More fantastic nitpicking:
In the book, the asteroid strikes the Moon when it is in quarter phase (half full). This phase happens twice a month, once when the eastern half of the Moon is visible at sunset, and once when the western half of the Moon is visible at sunrise, i.e. when the Moon is on opposite sides of the Earth in its orbit. It is as physically impossible to see a quarter-phase Moon in BOTH the morning and evening of the SAME day as it is to see the Sun at noon and midnight. Yet on page 10, it says, “This morning ….I remember seeing the moon in the sunrise sky. It was a half moon, but it was clearly visible and I … thought about how tonight the meteor was going to hit it…”
Which brings me to the next error: meteor.
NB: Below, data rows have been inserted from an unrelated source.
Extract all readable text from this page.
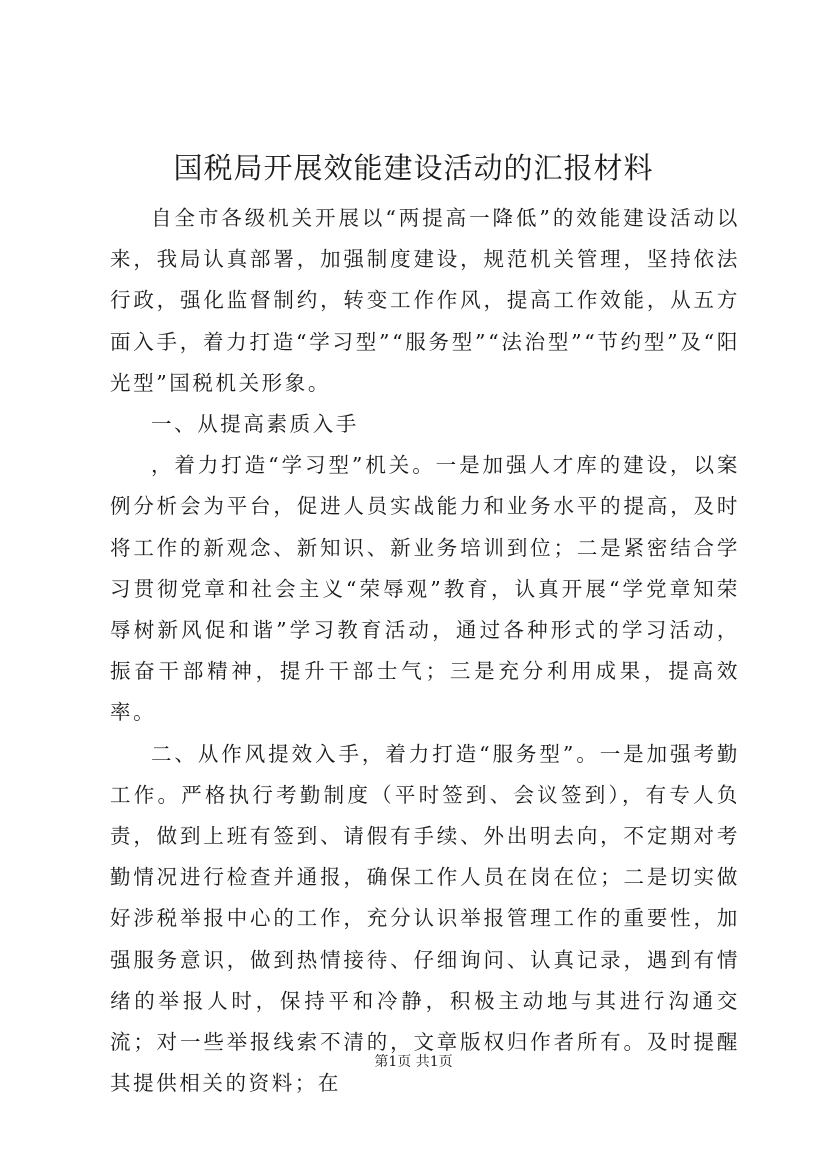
国税局开展效能建设活动的汇报材料

自全市各级机关开展以“两提高一降低”的效能建设活动以来，我局认真部署，加强制度建设，规范机关管理，坚持依法行政，强化监督制约，转变工作作风，提高工作效能，从五方面入手，着力打造“学习型”“服务型”“法治型”“节约型”及“阳光型”国税机关形象。

一、从提高素质入手

，着力打造“学习型”机关。一是加强人才库的建设，以案例分析会为平台，促进人员实战能力和业务水平的提高，及时将工作的新观念、新知识、新业务培训到位；二是紧密结合学习贯彻党章和社会主义“荣辱观”教育，认真开展“学党章知荣辱树新风促和谐”学习教育活动，通过各种形式的学习活动，振奋干部精神，提升干部士气；三是充分利用成果，提高效率。

二、从作风提效入手，着力打造“服务型”。一是加强考勤工作。严格执行考勤制度（平时签到、会议签到），有专人负责，做到上班有签到、请假有手续、外出明去向，不定期对考勤情况进行检查并通报，确保工作人员在岗在位；二是切实做好涉税举报中心的工作，充分认识举报管理工作的重要性，加强服务意识，做到热情接待、仔细询问、认真记录，遇到有情绪的举报人时，保持平和冷静，积极主动地与其进行沟通交流；对一些举报线索不清的，文章版权归作者所有。及时提醒其提供相关的资料；在

第1页 共1页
Should we let the author and editor of this book off the hook because a lot of people mix up the use of meteor and meteoroid? I think not! Many people misuse terms in casual conversation, but if you are writing a book for publication, especially for young impressionable readers, you owe it to them to get it right. And an editor should question terms used by authors, especially if they are integral to the plot. If either of them had taken time to check Webster’s, they would have known that a meteor is “an atmospheric phenomena 2a: any of the small particles of matter in the solar system that are directly observable only by their incandescence from frictional heating on entry into the atmosphere, b: the streak of light produced by a meteor.” A meteoroid is the particle itself while in orbit around the Sun. Anything large enough to be seen without a telescope as described in the book is either an asteroid or comet. (In case you were wondering, a meteorite is that part of a meteoroid that makes it to the ground after it has been a meteor!)
Timelies all!
Have now gotten the official word on my niece from my brother, including her name. (It kinda makes me go "Really?", but I guess it goes with my nephews' names, in that all three
kids have first names that could be used by both boys and girls. Also, all three of the first names end in "n".)
I have five unread emails, all previewed.
Procedure complete. Work called right after it was done, while I was still hooked up to everything. Guilt is gone now.
I'm glad the guilt is gone, but how did the procedure go?
For entertainment: Get fake Tiger Woods sexts! [link] (Note: some of them are really dirty.)